Это не раздражало меня… Операция — всегда неизвестность, а перед неизвестностью люди вправе робеть. Воспринимать грядущее, как абсолютную тайну, свойственно детям — и мои больные часто обретали детские качества. Я сочувствовал им… И чем совместные переживания были острее, тем больше они нас сближали.
Мне казалось, что эти душевные связи продлятся до конца моих дней. Но они обрывались… Я давал номера своих телефонов, но звонили мне лишь до поры окончательного выздоровления. Быть может, воспоминания о тревогах и болях, неизбежно связанных со мной, людей тяготили?
— Ну, вы-то, хирург, наверно, не знаете куда от друзей деваться? — говорили мне.
А я не знал, куда деваться от одиночества.
Люди, ждавшие от меня исцеления, протягивали ко мне руки. Но, избавившись от болезни, они протягивали руки в иных направлениях.
— Мне кажется, они у нас были здоровыми, а потом заболели, — сказала по этому поводу Маша. — О, люди! Они редко изменяют себе. И гораздо чаще другим!
Я возразил:
— Здоровые о больнице не думают.
Я и правда не осуждал их: они были искренни в своем преклонении, в своих благодарностях и естественны в забывчивости своей. Во мне видели старшего брата или даже отца родного, а потом семья распадалась.
Иллюзия семьи возникала у меня только в больнице. И наверно, поэтому я вовсе переселился из своего домашнего кабинета в служебный, а хирургическое отделение стал ощущать своим единственным домом.
В этом доме появился ребенок… И иллюзия начала еще более походить на действительность.
В отделении было много больных, но спасение Нины Артемьевны стало моей сверхзадачей, целью моего существования. Маше и Паше тоже пришлось переступить границы положенного, хотя они делали вид, что ничего сверхъестественного не происходит.
Семен Павлович, однако, ощущал сверхъестественность ежечасно.
— Наша больница отличалась мудрым, спокойным ритмом. Теперь же, благодаря вам, ритм стал истерическим: спасем или не спасем?
— График не нарушается, — официально сообщил я.
— Но психологически все подчинено вашей Нине Артемьевне! Другие больные несут моральный ущерб. И то, что вы поселили ребенка у себя в кабинете, лишь нагнетает истерию. Знаете, как прозвали ваш кабинет? Интернатом! А если мы ее не спасем? Скажут, что взялись не за свое дело! Наша больница имела специфику: научно-профилактическую! Для ЧП существуют другие лечебные заведения.

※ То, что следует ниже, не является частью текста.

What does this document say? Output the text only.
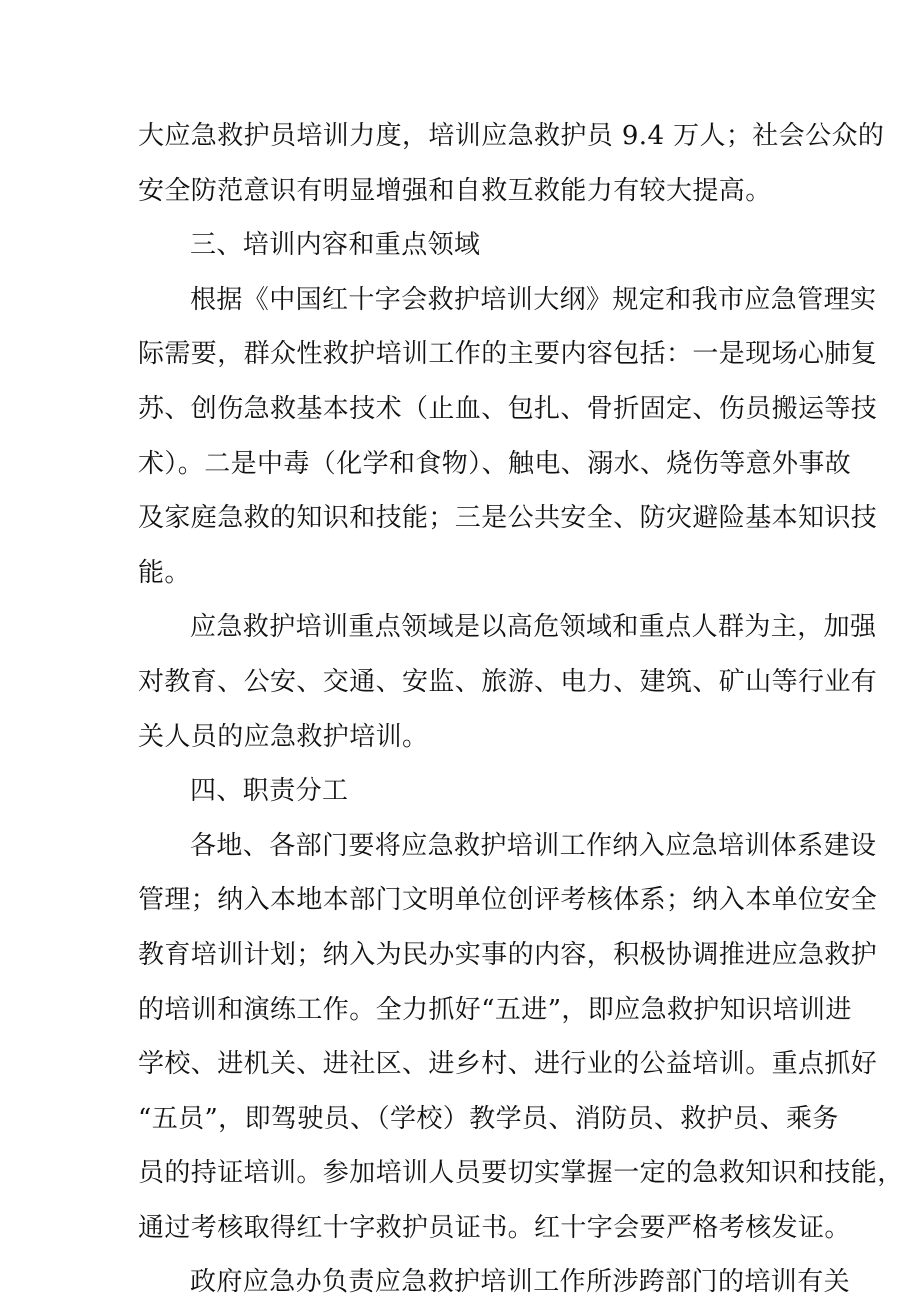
大应急救护员培训力度，培训应急救护员 9.4 万人；社会公众的
安全防范意识有明显增强和自救互救能力有较大提高。
三、培训内容和重点领域
根据《中国红十字会救护培训大纲》规定和我市应急管理实
际需要，群众性救护培训工作的主要内容包括：一是现场心肺复
苏、创伤急救基本技术（止血、包扎、骨折固定、伤员搬运等技
术）。二是中毒（化学和食物）、触电、溺水、烧伤等意外事故
及家庭急救的知识和技能；三是公共安全、防灾避险基本知识技
能。
应急救护培训重点领域是以高危领域和重点人群为主，加强
对教育、公安、交通、安监、旅游、电力、建筑、矿山等行业有
关人员的应急救护培训。
四、职责分工
各地、各部门要将应急救护培训工作纳入应急培训体系建设
管理；纳入本地本部门文明单位创评考核体系；纳入本单位安全
教育培训计划；纳入为民办实事的内容，积极协调推进应急救护
的培训和演练工作。全力抓好“五进”，即应急救护知识培训进
学校、进机关、进社区、进乡村、进行业的公益培训。重点抓好
“五员”，即驾驶员、（学校）教学员、消防员、救护员、乘务
员的持证培训。参加培训人员要切实掌握一定的急救知识和技能，
通过考核取得红十字救护员证书。红十字会要严格考核发证。
政府应急办负责应急救护培训工作所涉跨部门的培训有关
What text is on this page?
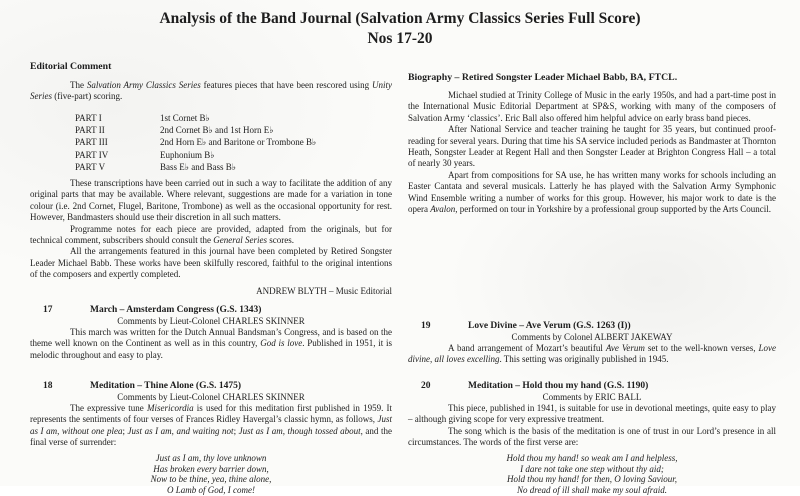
Analysis of the Band Journal (Salvation Army Classics Series Full Score)
Nos 17-20
Editorial Comment

The Salvation Army Classics Series features pieces that have been rescored using Unity Series (five-part) scoring.

PART I	1st Cornet B♭
PART II	2nd Cornet B♭ and 1st Horn E♭
PART III	2nd Horn E♭ and Baritone or Trombone B♭
PART IV	Euphonium B♭
PART V	Bass E♭ and Bass B♭

These transcriptions have been carried out in such a way to facilitate the addition of any original parts that may be available. Where relevant, suggestions are made for a variation in tone colour (i.e. 2nd Cornet, Flugel, Baritone, Trombone) as well as the occasional opportunity for rest. However, Bandmasters should use their discretion in all such matters.

Programme notes for each piece are provided, adapted from the originals, but for technical comment, subscribers should consult the General Series scores.

All the arrangements featured in this journal have been completed by Retired Songster Leader Michael Babb. These works have been skilfully rescored, faithful to the original intentions of the composers and expertly completed.

ANDREW BLYTH – Music Editorial
17	March – Amsterdam Congress (G.S. 1343)
Comments by Lieut-Colonel CHARLES SKINNER

This march was written for the Dutch Annual Bandsman’s Congress, and is based on the theme well known on the Continent as well as in this country, God is love. Published in 1951, it is melodic throughout and easy to play.

18	Meditation – Thine Alone (G.S. 1475)
Comments by Lieut-Colonel CHARLES SKINNER

The expressive tune Misericordia is used for this meditation first published in 1959. It represents the sentiments of four verses of Frances Ridley Havergal’s classic hymn, as follows, Just as I am, without one plea; Just as I am, and waiting not; Just as I am, though tossed about, and the final verse of surrender:

Just as I am, thy love unknown
Has broken every barrier down,
Now to be thine, yea, thine alone,
O Lamb of God, I come!
Biography – Retired Songster Leader Michael Babb, BA, FTCL.

Michael studied at Trinity College of Music in the early 1950s, and had a part-time post in the International Music Editorial Department at SP&S, working with many of the composers of Salvation Army ‘classics’. Eric Ball also offered him helpful advice on early brass band pieces.

After National Service and teacher training he taught for 35 years, but continued proof-reading for several years. During that time his SA service included periods as Bandmaster at Thornton Heath, Songster Leader at Regent Hall and then Songster Leader at Brighton Congress Hall – a total of nearly 30 years.

Apart from compositions for SA use, he has written many works for schools including an Easter Cantata and several musicals. Latterly he has played with the Salvation Army Symphonic Wind Ensemble writing a number of works for this group. However, his major work to date is the opera Avalon, performed on tour in Yorkshire by a professional group supported by the Arts Council.

19	Love Divine – Ave Verum (G.S. 1263 (I))
Comments by Colonel ALBERT JAKEWAY

A band arrangement of Mozart’s beautiful Ave Verum set to the well-known verses, Love divine, all loves excelling. This setting was originally published in 1945.

20	Meditation – Hold thou my hand (G.S. 1190)
Comments by ERIC BALL

This piece, published in 1941, is suitable for use in devotional meetings, quite easy to play – although giving scope for very expressive treatment.

The song which is the basis of the meditation is one of trust in our Lord’s presence in all circumstances. The words of the first verse are:

Hold thou my hand! so weak am I and helpless,
I dare not take one step without thy aid;
Hold thou my hand! for then, O loving Saviour,
No dread of ill shall make my soul afraid.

— Хирургия — это всегда ЧП. Взрезать человека с научно-профилактической целью?
— Как прямолинейно вы все толкуете! Хотя я понимаю, что хирургия — самая прямолинейная профессия в медицине.
Я приказал сестре Алевтине освободить палату, находившуюся в распоряжении Липнина, где продолжал «подозревать» у себя неизлечимые болезни начальник стройуправления. К нему приходили знакомые и сослуживцы. Один раз меня даже пригласили «поддержать компанию». Но я вместо этого распорядился компанию удалить.
Начальник управления потребовал «Книгу отзывов», которую завели по указанию главврача, и написал: «Потрясен равнодушием заведующего отделением В. Е. Новгородова».
Паша нечасто подавал голос и не встревал с комментариями, но тут пробубнил:
— Книгу отзывов придется переименовать в книгу жалоб. Семен Павлович потребовал немедленных объяснений.
— Вы же не разрешаете выделять больных. А свою подшефную Нину Артемьевну выделяете!
— Болезнь ее выделяет.
— Вы заботитесь об одном человеке, но ставите под угрозу благополучие… нет, возрождение, а проще сказать, ремонт всей больницы, который целиком зависит… Вы знаете, от кого!
— А вы переведите его в другое отделение. Не все ли равно, какую болезнь у него будут подозревать? Лучше всего в неврологическое: не нервных нервов, как известно, не существует.
— Ого, афоризм! — Он сухо, неритмично зааплодировал.
— Почему афоризм? Его нервная система и правда нуждается в совершенствовании: жалобу сочинил.
— Знаю, читал.
Время от времени главврач собирал все «Книги отзывов» и изучал их.
«Увлекается книгами!» — заметила в связи с этим Маша.
— Ваш максимализм, Владимир Егорович, подобен анархии. Знаете, как нарекли у нас всякое своеволие, неподчинение правилам?